Another reason Indian banks aren’t jumping on potential customers like Mr. Yadav is that they are weighed down by bad loans. The country’s financial system is dominated by nearly two dozen state-run banks, which control 70% of the country’s banking assets and lend mainly to large businesses and projects. When India’s economy slowed between 2012 and 2014, many of the country’s large infrastructure projects stalled, saddling the banks with bad debt. Some 5.7% of loans at Indian banks were nonperforming last year, compared with 1.5% for U.S. banks, according to World Bank figures.

Banks don’t like to do too-small transactions.

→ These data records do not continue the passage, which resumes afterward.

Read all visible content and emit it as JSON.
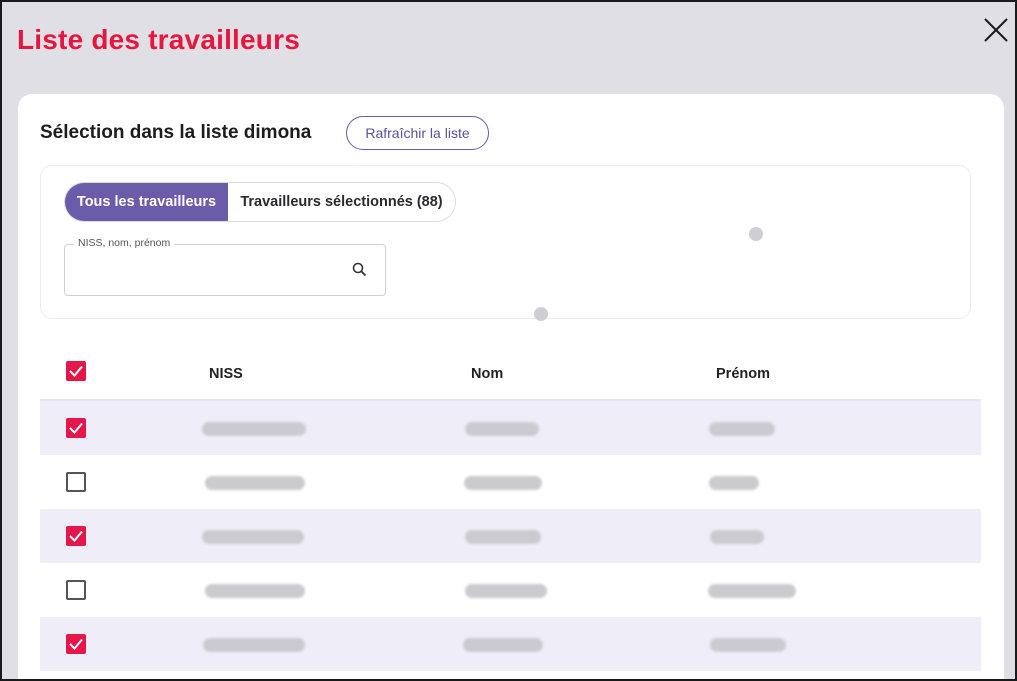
{
  "modal": {
    "title": "Liste des travailleurs",
    "close_icon": "close-icon"
  },
  "section": {
    "title": "Sélection dans la liste dimona",
    "refresh_label": "Rafraîchir la liste"
  },
  "filter": {
    "tabs": [
      {
        "label": "Tous les travailleurs",
        "active": true
      },
      {
        "label": "Travailleurs sélectionnés (88)",
        "active": false
      }
    ],
    "search": {
      "label": "NISS, nom, prénom",
      "placeholder": "",
      "value": "",
      "icon": "search-icon"
    }
  },
  "table": {
    "headers": {
      "select_all_checked": true,
      "niss": "NISS",
      "nom": "Nom",
      "prenom": "Prénom"
    },
    "rows": [
      {
        "checked": true
      },
      {
        "checked": false
      },
      {
        "checked": true
      },
      {
        "checked": false
      },
      {
        "checked": true
      }
    ]
  },
  "colors": {
    "title_red": "#e5173f",
    "accent_purple": "#6a5ca8",
    "checkbox_red": "#e5174a",
    "selected_row": "#efeef8",
    "overlay_gray": "#dfdfe5"
  }
}
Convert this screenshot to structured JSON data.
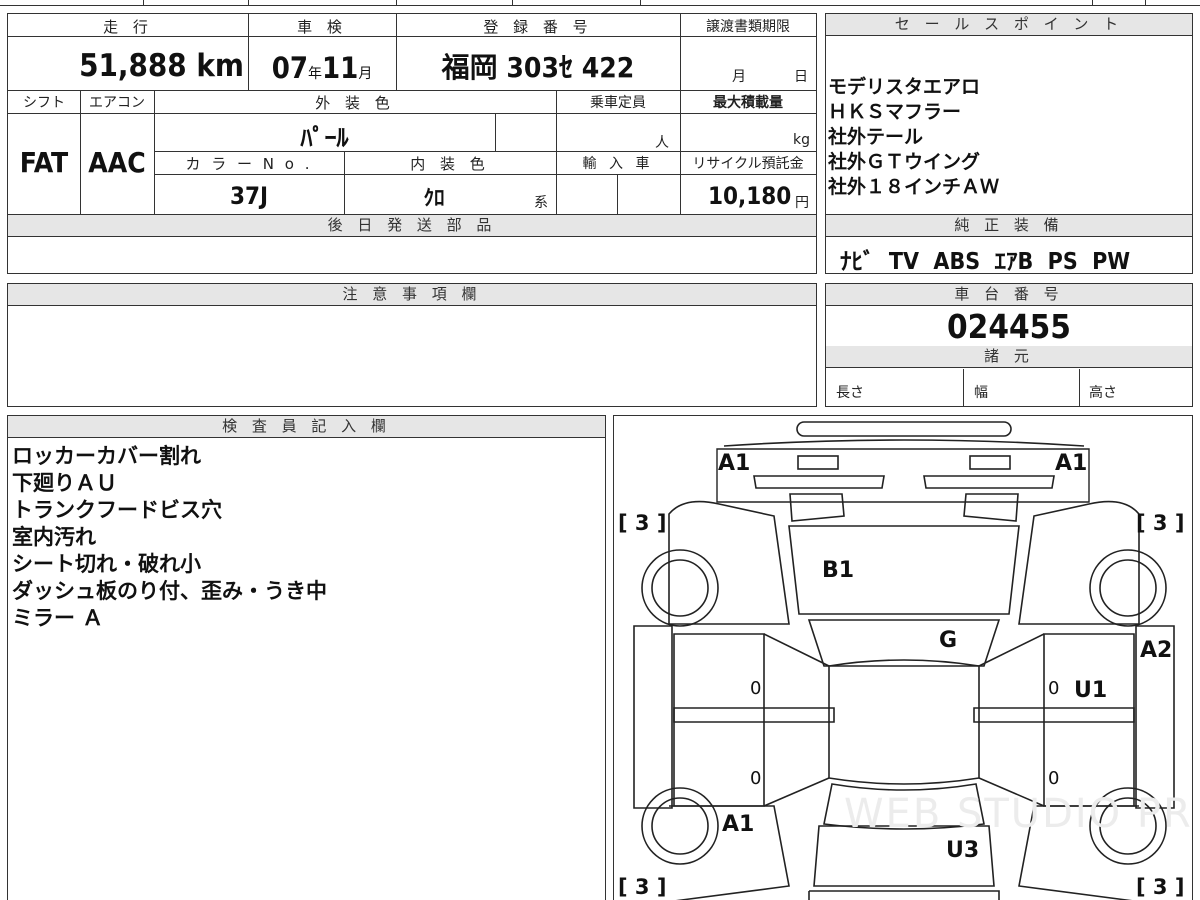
{
  "top_row": {
    "mileage_label": "走 行",
    "mileage_value": "51,888",
    "mileage_unit": "km",
    "inspection_label": "車 検",
    "inspection_year": "07",
    "inspection_year_unit": "年",
    "inspection_month": "11",
    "inspection_month_unit": "月",
    "registration_label": "登 録 番 号",
    "registration_value": "福岡 303ｾ 422",
    "deadline_label": "譲渡書類期限",
    "deadline_month_unit": "月",
    "deadline_day_unit": "日"
  },
  "second_row": {
    "shift_label": "シフト",
    "shift_value": "FAT",
    "aircon_label": "エアコン",
    "aircon_value": "AAC",
    "exterior_color_label": "外 装 色",
    "exterior_color_value": "ﾊﾟｰﾙ",
    "capacity_label": "乗車定員",
    "capacity_unit": "人",
    "max_load_label": "最大積載量",
    "max_load_unit": "kg",
    "color_no_label": "カ ラ ー N o .",
    "color_no_value": "37J",
    "interior_color_label": "内 装 色",
    "interior_color_value": "ｸﾛ",
    "interior_color_suffix": "系",
    "import_label": "輸 入 車",
    "recycle_label": "リサイクル預託金",
    "recycle_value": "10,180",
    "recycle_unit": "円"
  },
  "later_parts": {
    "label": "後 日 発 送 部 品"
  },
  "sales_points": {
    "label": "セ ー ル ス ポ イ ン ト",
    "items": [
      "モデリスタエアロ",
      "ＨＫＳマフラー",
      "社外テール",
      "社外ＧＴウイング",
      "社外１８インチＡＷ"
    ]
  },
  "standard_equipment": {
    "label": "純 正 装 備",
    "value": "ﾅﾋﾞ  TV  ABS  ｴｱB  PS  PW"
  },
  "notes": {
    "label": "注 意 事 項 欄"
  },
  "chassis": {
    "label": "車 台 番 号",
    "value": "024455"
  },
  "specs": {
    "label": "諸 元",
    "length_label": "長さ",
    "width_label": "幅",
    "height_label": "高さ"
  },
  "inspector": {
    "label": "検 査 員 記 入 欄",
    "items": [
      "ロッカーカバー割れ",
      "下廻りＡＵ",
      "トランクフードビス穴",
      "室内汚れ",
      "シート切れ・破れ小",
      "ダッシュ板のり付、歪み・うき中",
      "ミラー Ａ"
    ]
  },
  "diagram": {
    "marks": {
      "front_left": "A1",
      "front_right": "A1",
      "hood": "B1",
      "windshield": "G",
      "right_rear_door": "A2",
      "right_rocker": "U1",
      "left_rear": "A1",
      "rear": "U3",
      "tire_fl": "[ 3 ]",
      "tire_fr": "[ 3 ]",
      "tire_rl": "[ 3 ]",
      "tire_rr": "[ 3 ]",
      "zero_1": "0",
      "zero_2": "0",
      "zero_3": "0",
      "zero_4": "0"
    }
  },
  "watermark": "WEB STUDIO PRO"
}
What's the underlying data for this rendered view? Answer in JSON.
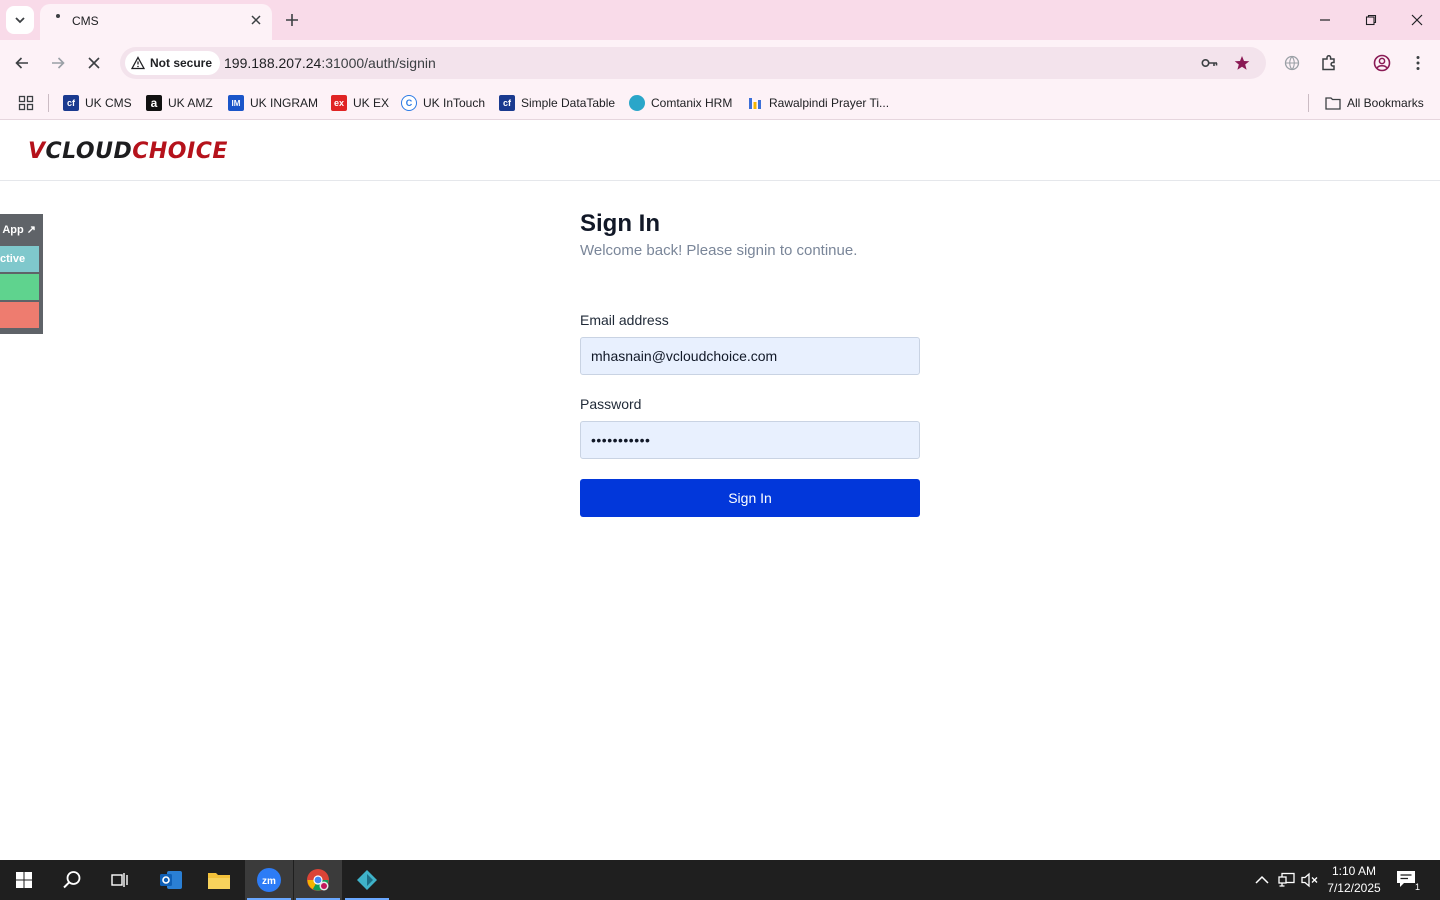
{
  "browser": {
    "tab_title": "CMS",
    "not_secure_label": "Not secure",
    "url_host": "199.188.207.24",
    "url_rest": ":31000/auth/signin"
  },
  "bookmarks": [
    {
      "label": "UK CMS",
      "icon": "cms-favicon",
      "color": "#1a3a8f",
      "glyph": "cf"
    },
    {
      "label": "UK AMZ",
      "icon": "amazon-favicon",
      "color": "#111111",
      "glyph": "a"
    },
    {
      "label": "UK INGRAM",
      "icon": "ingram-favicon",
      "color": "#1a55c9",
      "glyph": "IM"
    },
    {
      "label": "UK EX",
      "icon": "ex-favicon",
      "color": "#e02424",
      "glyph": "ex"
    },
    {
      "label": "UK InTouch",
      "icon": "intouch-favicon",
      "color": "#2c7be5",
      "glyph": "C"
    },
    {
      "label": "Simple DataTable",
      "icon": "datatable-favicon",
      "color": "#1a3a8f",
      "glyph": "cf"
    },
    {
      "label": "Comtanix HRM",
      "icon": "comtanix-favicon",
      "color": "#2aa6c9",
      "glyph": ""
    },
    {
      "label": "Rawalpindi Prayer Ti...",
      "icon": "prayer-favicon",
      "color": "#3b6fd8",
      "glyph": ""
    }
  ],
  "all_bookmarks_label": "All Bookmarks",
  "logo": {
    "part1": "V",
    "part2": "CLOUD",
    "part3": "CHOICE"
  },
  "float_panel": {
    "app_label": "App ↗",
    "active_label": "ctive"
  },
  "signin": {
    "title": "Sign In",
    "subtitle": "Welcome back! Please signin to continue.",
    "email_label": "Email address",
    "email_value": "mhasnain@vcloudchoice.com",
    "password_label": "Password",
    "password_value": "•••••••••••",
    "button_label": "Sign In"
  },
  "taskbar": {
    "time": "1:10 AM",
    "date": "7/12/2025",
    "notification_count": "1"
  },
  "colors": {
    "primary_button": "#0237da",
    "logo_red": "#b5121b"
  }
}
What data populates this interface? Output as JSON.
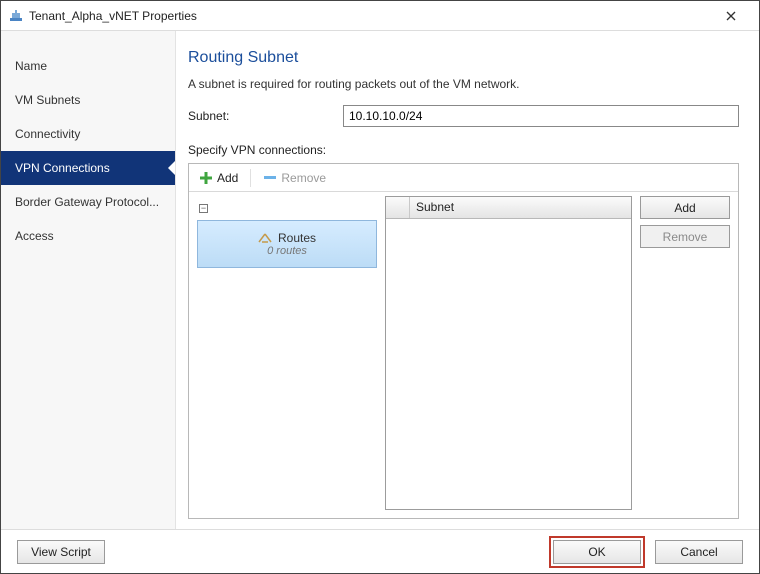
{
  "window": {
    "title": "Tenant_Alpha_vNET Properties"
  },
  "sidebar": {
    "items": [
      {
        "label": "Name"
      },
      {
        "label": "VM Subnets"
      },
      {
        "label": "Connectivity"
      },
      {
        "label": "VPN Connections"
      },
      {
        "label": "Border Gateway Protocol..."
      },
      {
        "label": "Access"
      }
    ]
  },
  "main": {
    "heading": "Routing Subnet",
    "description": "A subnet is required for routing packets out of the VM network.",
    "subnet_label": "Subnet:",
    "subnet_value": "10.10.10.0/24",
    "specify_label": "Specify VPN connections:",
    "toolbar": {
      "add": "Add",
      "remove": "Remove"
    },
    "tree": {
      "routes_label": "Routes",
      "routes_count": "0 routes"
    },
    "grid": {
      "column": "Subnet"
    },
    "buttons": {
      "add": "Add",
      "remove": "Remove"
    }
  },
  "footer": {
    "view_script": "View Script",
    "ok": "OK",
    "cancel": "Cancel"
  }
}
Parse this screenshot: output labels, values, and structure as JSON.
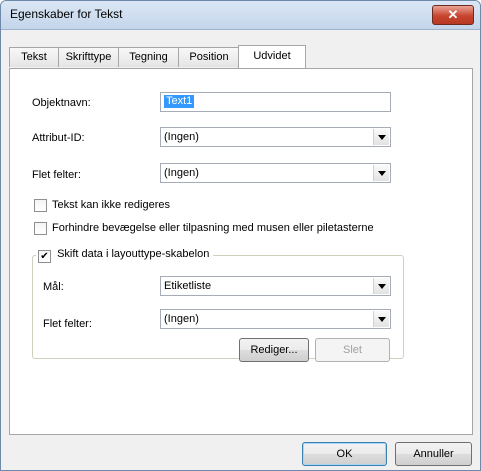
{
  "window": {
    "title": "Egenskaber for Tekst",
    "close_glyph": "✕"
  },
  "tabs": [
    {
      "label": "Tekst"
    },
    {
      "label": "Skrifttype"
    },
    {
      "label": "Tegning"
    },
    {
      "label": "Position"
    },
    {
      "label": "Udvidet"
    }
  ],
  "active_tab": "Udvidet",
  "form": {
    "object_name_label": "Objektnavn:",
    "object_name_value": "Text1",
    "attribute_id_label": "Attribut-ID:",
    "attribute_id_value": "(Ingen)",
    "merge_fields_label": "Flet felter:",
    "merge_fields_value": "(Ingen)",
    "check_not_editable": {
      "label": "Tekst kan ikke redigeres",
      "checked": false
    },
    "check_prevent_move": {
      "label": "Forhindre bevægelse eller tilpasning med musen eller piletasterne",
      "checked": false
    }
  },
  "layout_group": {
    "checkbox": {
      "label": "Skift data i layouttype-skabelon",
      "checked": true,
      "mark": "✔"
    },
    "target_label": "Mål:",
    "target_value": "Etiketliste",
    "merge_fields_label": "Flet felter:",
    "merge_fields_value": "(Ingen)",
    "edit_button": "Rediger...",
    "delete_button": "Slet"
  },
  "footer": {
    "ok_button": "OK",
    "cancel_button": "Annuller"
  }
}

—Arulselvan D, chief financial officer at Cholamandalam Investment & Finance

Of course, the rise of nonbank financial firms comes with risks. In China, the rapid rise of a lightly regulated, opaque “shadow banking” sector has sparked concern, in part because such loans are estimated to equal about one-third of the country’s output and have fueled speculative bets on assets such as property. In India the sector is still relatively small—at about 13% of gross domestic product.

India’s central bank has tightened some regulations for nonbank lenders. Analysts say financiers that have lent against real estate could be at risk since property prices in India have been slipping.

India’s recent push to replace large-denomination bills could also delay repayments for nonbank lenders, which usually settle bills in cash.

For now, though, India’s army of smaller financiers is seeing business boom.

Dinesh Anantrao Patil, who runs a manufacturing plant that makes hydraulic presses near Mumbai, took a 1 million-rupee (about $15,000) loan in October from nonbank financier Edelweiss Retail Finance Ltd. Mr. Patil said that in the past he had borrowed from a cooperative bank but that to do so he had to go to the bank and meet with their managers.

Edelweiss officials came to his doorstep. “Everyone wants to get a service while sitting at home,” Mr. Patil said.